Closed. This question does not meet Stack Overflow guidelines. It is not currently accepting answers.
We don’t allow questions seeking recommendations for books, tools, software libraries, and more. You can edit the question so it can be answered with facts and citations.
Closed 11 months ago.
Improve this question
I was posed an interesting question from a colleague for an operational pain point we currently have, and am curious if there's anything out there (utility/library/algorithm) that might help automate this.
Say you have a list of literal values (in our cases, they are URLs). What we want to do is, based on this list, come up with a single regex that matches all of those literal items.
So, if my list is:
http://www.example.com
http://www.example.com/subdir
http://foo.example.com
The simplest answer is
^(http://www.example.com|http://www.example.com/subdir|http://foo.example.com)$
but this gets large for lots of data, and we have a length limit we're trying to stay under.
Currently we manually write the regexes but this doesn't scale very well nor is it a great use of anyone's time. Is there a more automated way of decomposing the source data to come up with a length-optimal regex that matches all of the source values?
The Aho-Corasick matching algorithm constructs a finite automaton to match multiple strings. You could convert the automaton to its equivalent regex but it is simpler to use the automaton directly (this is what the algorithm does.)
Today I was searching that. I didn't found it, so I create a tool: kemio.com.ar/tools/lst-trie-re.php
You put a list on the right side, submit it, and get the regexp on the left one.
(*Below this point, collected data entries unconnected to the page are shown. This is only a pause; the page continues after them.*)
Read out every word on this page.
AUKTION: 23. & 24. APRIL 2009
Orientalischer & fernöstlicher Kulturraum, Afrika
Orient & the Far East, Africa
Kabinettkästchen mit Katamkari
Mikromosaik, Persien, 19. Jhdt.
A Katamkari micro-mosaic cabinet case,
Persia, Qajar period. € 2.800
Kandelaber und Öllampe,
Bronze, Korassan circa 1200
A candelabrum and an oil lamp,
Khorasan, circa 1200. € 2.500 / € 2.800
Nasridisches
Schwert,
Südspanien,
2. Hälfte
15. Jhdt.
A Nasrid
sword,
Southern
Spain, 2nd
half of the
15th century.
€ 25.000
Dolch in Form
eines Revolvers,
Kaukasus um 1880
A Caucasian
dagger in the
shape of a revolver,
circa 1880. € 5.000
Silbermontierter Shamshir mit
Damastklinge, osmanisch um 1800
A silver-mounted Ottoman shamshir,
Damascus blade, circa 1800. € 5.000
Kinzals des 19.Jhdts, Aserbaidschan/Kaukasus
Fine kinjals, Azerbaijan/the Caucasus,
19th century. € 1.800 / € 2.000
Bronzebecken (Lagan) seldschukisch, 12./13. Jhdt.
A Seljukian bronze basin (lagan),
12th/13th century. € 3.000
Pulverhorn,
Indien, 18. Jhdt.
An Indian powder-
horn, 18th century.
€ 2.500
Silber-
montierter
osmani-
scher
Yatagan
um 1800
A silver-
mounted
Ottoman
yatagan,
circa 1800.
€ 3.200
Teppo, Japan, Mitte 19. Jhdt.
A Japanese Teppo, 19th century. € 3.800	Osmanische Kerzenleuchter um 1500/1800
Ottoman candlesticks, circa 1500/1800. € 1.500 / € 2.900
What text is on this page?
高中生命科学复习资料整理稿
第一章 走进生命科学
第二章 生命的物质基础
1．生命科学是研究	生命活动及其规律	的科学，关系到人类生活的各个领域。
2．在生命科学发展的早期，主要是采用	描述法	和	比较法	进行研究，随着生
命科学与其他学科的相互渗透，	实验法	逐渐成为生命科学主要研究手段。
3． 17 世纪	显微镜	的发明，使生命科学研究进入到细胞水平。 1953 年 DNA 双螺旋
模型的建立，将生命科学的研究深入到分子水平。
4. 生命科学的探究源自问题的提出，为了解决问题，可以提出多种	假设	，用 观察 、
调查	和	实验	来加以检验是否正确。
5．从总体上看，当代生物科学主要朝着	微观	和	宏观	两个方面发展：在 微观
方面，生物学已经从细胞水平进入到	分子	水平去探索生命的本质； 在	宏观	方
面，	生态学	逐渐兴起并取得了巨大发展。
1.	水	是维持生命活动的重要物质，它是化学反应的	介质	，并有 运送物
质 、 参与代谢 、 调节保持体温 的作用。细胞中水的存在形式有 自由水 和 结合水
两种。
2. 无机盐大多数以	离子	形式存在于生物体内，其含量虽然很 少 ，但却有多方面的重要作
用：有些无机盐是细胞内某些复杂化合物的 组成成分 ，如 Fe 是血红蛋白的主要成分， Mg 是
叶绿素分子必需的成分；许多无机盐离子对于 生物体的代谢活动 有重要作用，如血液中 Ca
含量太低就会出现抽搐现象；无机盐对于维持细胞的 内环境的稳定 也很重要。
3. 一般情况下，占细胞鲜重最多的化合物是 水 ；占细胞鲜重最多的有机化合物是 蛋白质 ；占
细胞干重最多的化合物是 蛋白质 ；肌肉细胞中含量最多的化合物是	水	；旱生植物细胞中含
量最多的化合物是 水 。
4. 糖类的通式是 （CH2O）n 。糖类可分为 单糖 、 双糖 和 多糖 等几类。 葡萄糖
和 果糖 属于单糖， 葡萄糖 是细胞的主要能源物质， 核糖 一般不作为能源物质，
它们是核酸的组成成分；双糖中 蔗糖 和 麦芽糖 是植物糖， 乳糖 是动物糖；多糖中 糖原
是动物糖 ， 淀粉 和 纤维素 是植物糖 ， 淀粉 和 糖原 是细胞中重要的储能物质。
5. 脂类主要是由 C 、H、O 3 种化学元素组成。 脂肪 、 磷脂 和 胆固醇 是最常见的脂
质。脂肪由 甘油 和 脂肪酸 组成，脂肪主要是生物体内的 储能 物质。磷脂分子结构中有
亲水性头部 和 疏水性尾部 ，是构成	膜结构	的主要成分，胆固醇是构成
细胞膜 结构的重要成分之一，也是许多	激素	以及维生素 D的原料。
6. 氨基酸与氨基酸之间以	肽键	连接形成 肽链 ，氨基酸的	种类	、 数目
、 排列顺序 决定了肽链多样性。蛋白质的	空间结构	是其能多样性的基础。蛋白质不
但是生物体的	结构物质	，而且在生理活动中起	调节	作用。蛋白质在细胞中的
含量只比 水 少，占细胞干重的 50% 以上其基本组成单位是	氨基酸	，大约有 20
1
I tried with a 6Kb list of words, and produced a regexp of 4Kb (that I put on a JS file) like: var re=new RegExp(/..../,"mib");
Don't abuse of it, please.
The Emacs utility function regexp-opt (source code) does not do exactly what you want (it only works on fixed strings), but it might be a useful starting point.
If you want to compare against all the strings in a set and only against those, use a trie, or compressed trie, or even better a directed acyclic word graph. The latter should be particularly efficient for URLs IMO.
You would have to abandon regexps though.
I think it would make sense to take a step back and think about what you're doing, and why.
To match all those URLs, only those URLs and no other, you don't need a regexp; you can probably get acceptable performance from doing exact string comparisons over each item in your list of URLs.
If you do need regexps, then what are the variable differences you're trying to accomodate? I.e. which part of the input must match verbatim, and where is there wiggle room?
If you really do want to use a regexp to match a fixed list of strings, perhaps for performance reasons, then it should be simple enough to write a method that glues all your input strings together as alternatives, as in your example. The state machine doing regexp matching behind the scenes is quite clever and will not run more slowly if your match alternatives have common (and thus possibly redundant) substrings.
Taking the cue from the other two answers, is all you need to match is only the strings supplied, you probably better off doing a straight string match (slow) or constructing a simple FSM that matches those strings(fast).
A regex actually creates a FSM and then matches your input against it, so if the inputs are from a set of previously known set, it is possible and often easier to make the FSM yourself instead of trying to auto-generate a regex.
Aho-Corasick has already been suggested. It is fast, but can be tricky to implement. How about putting all the strings in a Trie and then querying on that instead (since you are matching entire strings, not searching for substrings)?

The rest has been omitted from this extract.